Свадьбу они устроили скромную. Петр шутливо называл ее "микросвадьбой". Посуду и стулья пришлось позаимствовать у соседей. Закуски и вина были дешевые. Над ними возвышалась, высокомерно поблескивая серебряной главой, бутылка шампанского. Петр и Лидия тревожились: скучно будет - мало гостей. Но получилось хорошо. Все как бы искрилось весельем, даже увальневатый Дарьин пускался в пляс. По-медвежьи неуклюжий, он выбрасывал перед собой то одну ногу, то другую и звенел ладонями.
- Элля, олля! - кричал вагранщик Кежун и щеголевато стучал и шелестел черными ботинками перед Лидией, а Петр вертелся вприсядку вокруг них.
Поутру Петр и Лидия проводили гостей, обнялись и прошли в кухню. Стекла окон синие, будто осталась в них чернота ночи и рассасывается теперь светом рани. Изморозь опушила крыши, провода, деревья. Лиловые тени кругом. Небо на востоке впитывает звезды, и лишь самые яркие из них прокалывают лучами слюдянисто-сизый рассвет. Сквозь рубашку жжет плечо Петра жаркая от бессонной ночи щека Лидии. Он гладит волосы жены и думает о том, что у него с ней все на восходе: и дела, и думы, и чувства; а у отца с матерью - на закате, и потому жалко их, больно, что они далеко и он не может оделить их своим молодым счастьем.

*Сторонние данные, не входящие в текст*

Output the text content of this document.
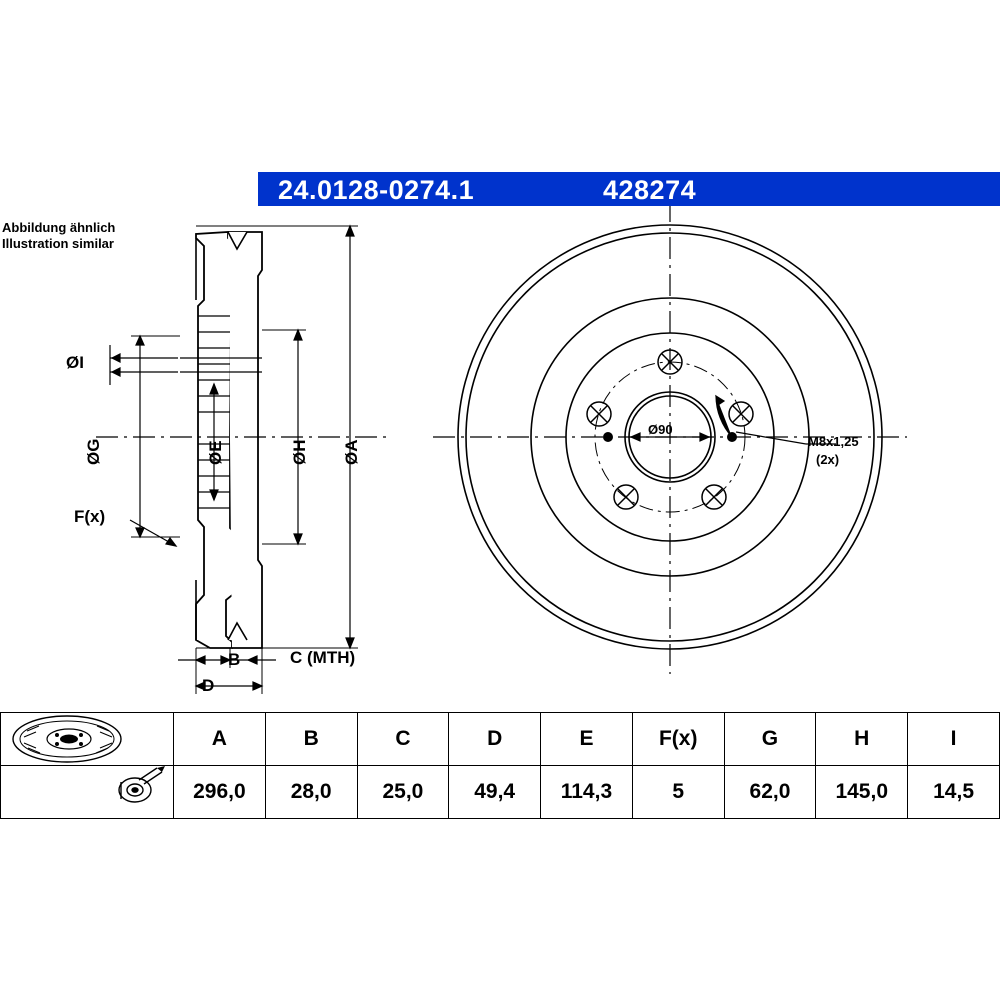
24.0128-0274.1	428274
Abbildung ähnlich
Illustration similar
ØI
ØG	ØE	ØH ØA
F(x)
B	C (MTH)
D
Ø90
M8x1,25
(2x)
	A	B	C	D	E	F(x)	G	H	I

	296,0	28,0	25,0	49,4	114,3	5	62,0	145,0	14,5
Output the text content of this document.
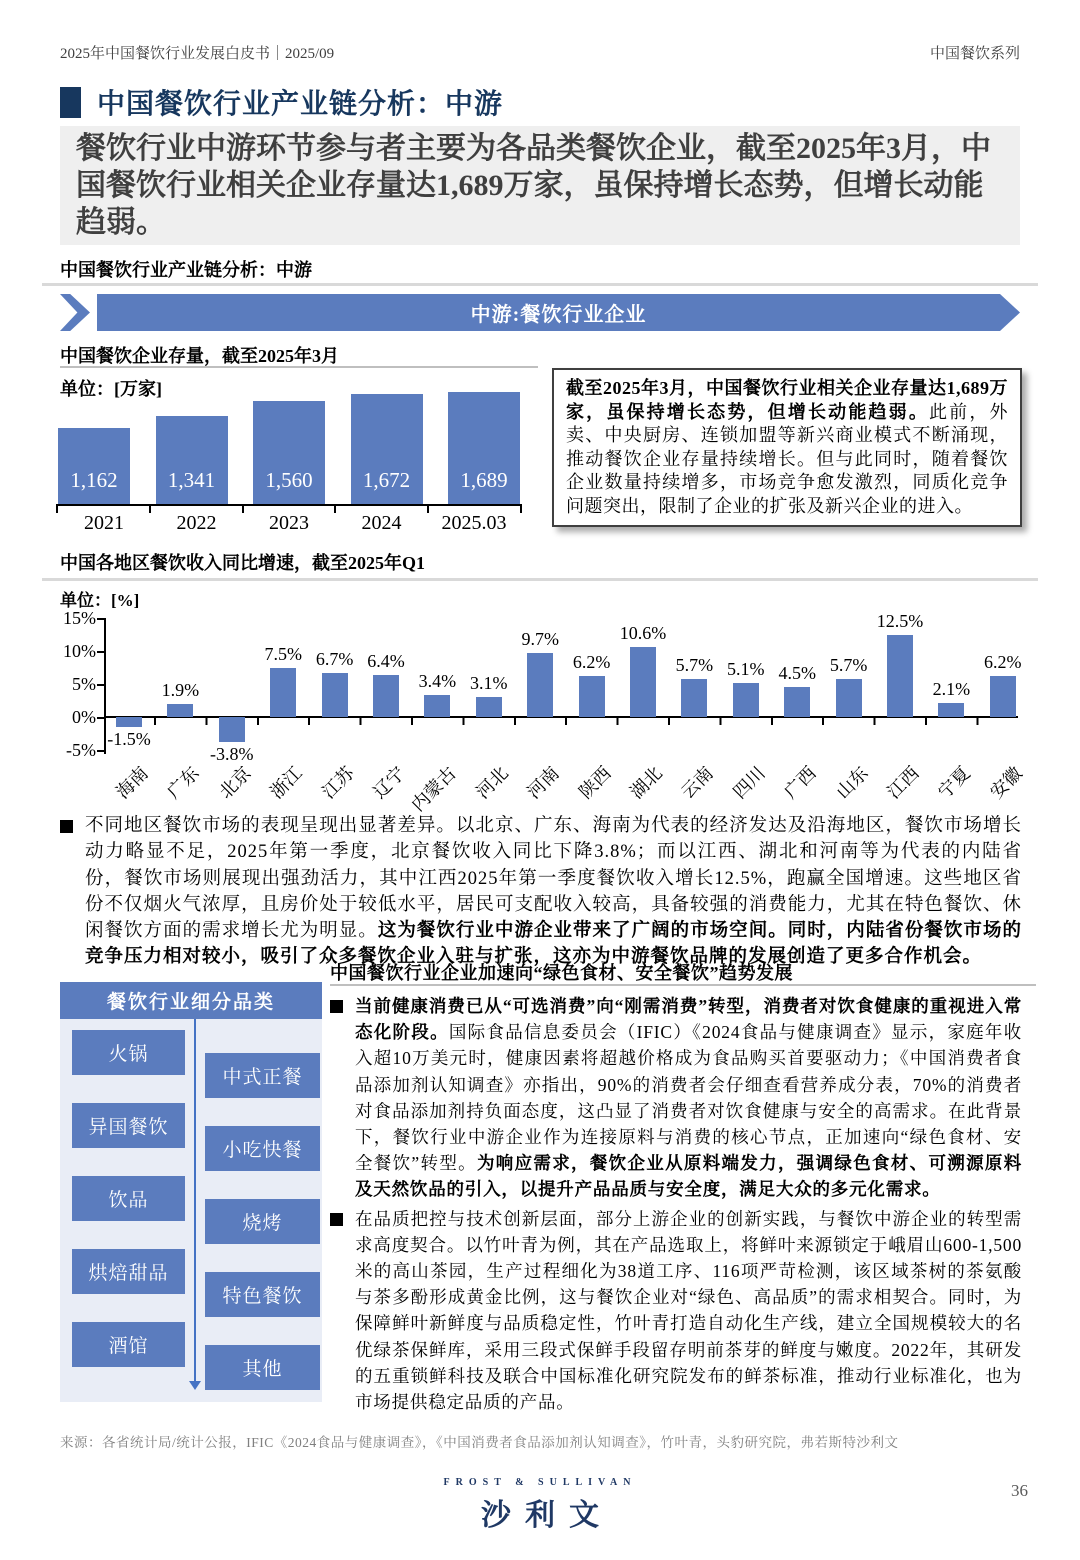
2025年中国餐饮行业发展白皮书｜2025/09	中国餐饮系列
中国餐饮行业产业链分析：中游
餐饮行业中游环节参与者主要为各品类餐饮企业，截至2025年3月，中国餐饮行业相关企业存量达1,689万家，虽保持增长态势，但增长动能趋弱。
中国餐饮行业产业链分析：中游
中游:餐饮行业企业
中国餐饮企业存量，截至2025年3月
单位：[万家]
1,162	1,341	1,560	1,672	1,689
2021	2022	2023	2024	2025.03
截至2025年3月，中国餐饮行业相关企业存量达1,689万家，虽保持增长态势，但增长动能趋弱。此前，外卖、中央厨房、连锁加盟等新兴商业模式不断涌现，推动餐饮企业存量持续增长。但与此同时，随着餐饮企业数量持续增多，市场竞争愈发激烈，同质化竞争问题突出，限制了企业的扩张及新兴企业的进入。
中国各地区餐饮收入同比增速，截至2025年Q1
单位：[%]
15%
10%
5%
0%
-5%
-1.5%
1.9%
-3.8%
7.5% 6.7% 6.4%
3.4% 3.1%
9.7%
6.2%
10.6%
5.7% 5.1% 4.5% 5.7%
12.5%
2.1%
6.2%
海南 广东 北京 浙江 江苏 辽宁 内蒙古 河北 河南 陕西 湖北 云南 四川 广西 山东 江西 宁夏 安徽
不同地区餐饮市场的表现呈现出显著差异。以北京、广东、海南为代表的经济发达及沿海地区，餐饮市场增长动力略显不足，2025年第一季度，北京餐饮收入同比下降3.8%；而以江西、湖北和河南等为代表的内陆省份，餐饮市场则展现出强劲活力，其中江西2025年第一季度餐饮收入增长12.5%，跑赢全国增速。这些地区省份不仅烟火气浓厚，且房价处于较低水平，居民可支配收入较高，具备较强的消费能力，尤其在特色餐饮、休闲餐饮方面的需求增长尤为明显。这为餐饮行业中游企业带来了广阔的市场空间。同时，内陆省份餐饮市场的竞争压力相对较小，吸引了众多餐饮企业入驻与扩张，这亦为中游餐饮品牌的发展创造了更多合作机会。
餐饮行业细分品类
火锅
异国餐饮
饮品
烘焙甜品
酒馆
中式正餐
小吃快餐
烧烤
特色餐饮
其他
中国餐饮行业企业加速向“绿色食材、安全餐饮”趋势发展
当前健康消费已从“可选消费”向“刚需消费”转型，消费者对饮食健康的重视进入常态化阶段。国际食品信息委员会（IFIC）《2024食品与健康调查》显示，家庭年收入超10万美元时，健康因素将超越价格成为食品购买首要驱动力；《中国消费者食品添加剂认知调查》亦指出，90%的消费者会仔细查看营养成分表，70%的消费者对食品添加剂持负面态度，这凸显了消费者对饮食健康与安全的高需求。在此背景下，餐饮行业中游企业作为连接原料与消费的核心节点，正加速向“绿色食材、安全餐饮”转型。为响应需求，餐饮企业从原料端发力，强调绿色食材、可溯源原料及天然饮品的引入，以提升产品品质与安全度，满足大众的多元化需求。
在品质把控与技术创新层面，部分上游企业的创新实践，与餐饮中游企业的转型需求高度契合。以竹叶青为例，其在产品选取上，将鲜叶来源锁定于峨眉山600-1,500米的高山茶园，生产过程细化为38道工序、116项严苛检测，该区域茶树的茶氨酸与茶多酚形成黄金比例，这与餐饮企业对“绿色、高品质”的需求相契合。同时，为保障鲜叶新鲜度与品质稳定性，竹叶青打造自动化生产线，建立全国规模较大的名优绿茶保鲜库，采用三段式保鲜手段留存明前茶芽的鲜度与嫩度。2022年，其研发的五重锁鲜科技及联合中国标准化研究院发布的鲜茶标准，推动行业标准化，也为市场提供稳定品质的产品。
来源：各省统计局/统计公报，IFIC《2024食品与健康调查》，《中国消费者食品添加剂认知调查》，竹叶青，头豹研究院，弗若斯特沙利文
FROST & SULLIVAN
沙利文
36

Лидия видит, как его глаза наливаются грустью. Она догадывается, что Петр сейчас не с ней, хотя и стоит рядом, он где-то далеко, за обручем горизонта, возле Анисьи Федоровны и Григория Игнатьевича. Чтобы отвлечь его, она говорит:
- Петя, давай посмотрим подарки.
Лидия берет с плиты обтянутый дерматином футляр, открывает его. На голубом атласе в углублениях лежат мельхиоровые вилки и ножи. Потом она разглядывает пылесос, кастрюлю-сковородку, шелковый абажур, и Петр слышит ее украдчивый вздох. Он знает, о чем подумала жена. Он и сам начал думать об этом, когда впервые вошел в квартиру. "Гулко, просторно, светло", - слышал он тогда в своих шагах. Окна такие широкие, что если не обставить основательно комнату, она будет выглядеть голо, неприютно.
- Не падай духом, Лидушка. Что толку? Все будет. Жизнь впереди. Главное - оставаться хорошим человеком.
Лидия утвердительно кивнула головой.
Из-за крыш высовывался золотой и колючий гребень солнца. Ветер стряхивал с проводов и деревьев изморозь. Тени, уже не лиловые, а голубые, плавно скользили по шелестящим россыпям снега.
11
Отлистало время короткие, как молодость, дни зимы, влажные и душистые - весны, принялось листать каленые дни лета.
Петр и Лида оставили квартиру под присмотром Елизаветы Семеновны, поехали в отпуск к старикам.
С тяжелым сердцем осматривал Петр родное гнездо. Огородный плетень покосился, а местами низко свисал, и сквозь него прорастала крапива. Верх трубы, уродливо торчащей над пологой крышей, крошился: должно быть изъело. Нагонял тоску скрип ржавых петель калитки. Григорий Игнатьевич ходил за сыном нахохлившись, как воробей в ненастье. И хотя они двигались медленно, останавливался передохнуть. Лицо его изменилось: веки сделались полупрозрачными, водянистыми, щеки - клетчатыми от морщин, отросла жесткая борода; казалось, задень ее ногтем - она зазвенит, точно проволочная. Когда, возвращаясь, подходили к крыльцу, на котором сидели Анисья Федоровна и Лидия, Григорий Игнатьевич сказал:
- Немудреное хозяйство, а расползается. Догляду нет. От меня мало толку: немножко повожусь - на сутки устал. С матери тоже много не возьмешь: чуть поработала, руки мозжат да пухнут. Беда!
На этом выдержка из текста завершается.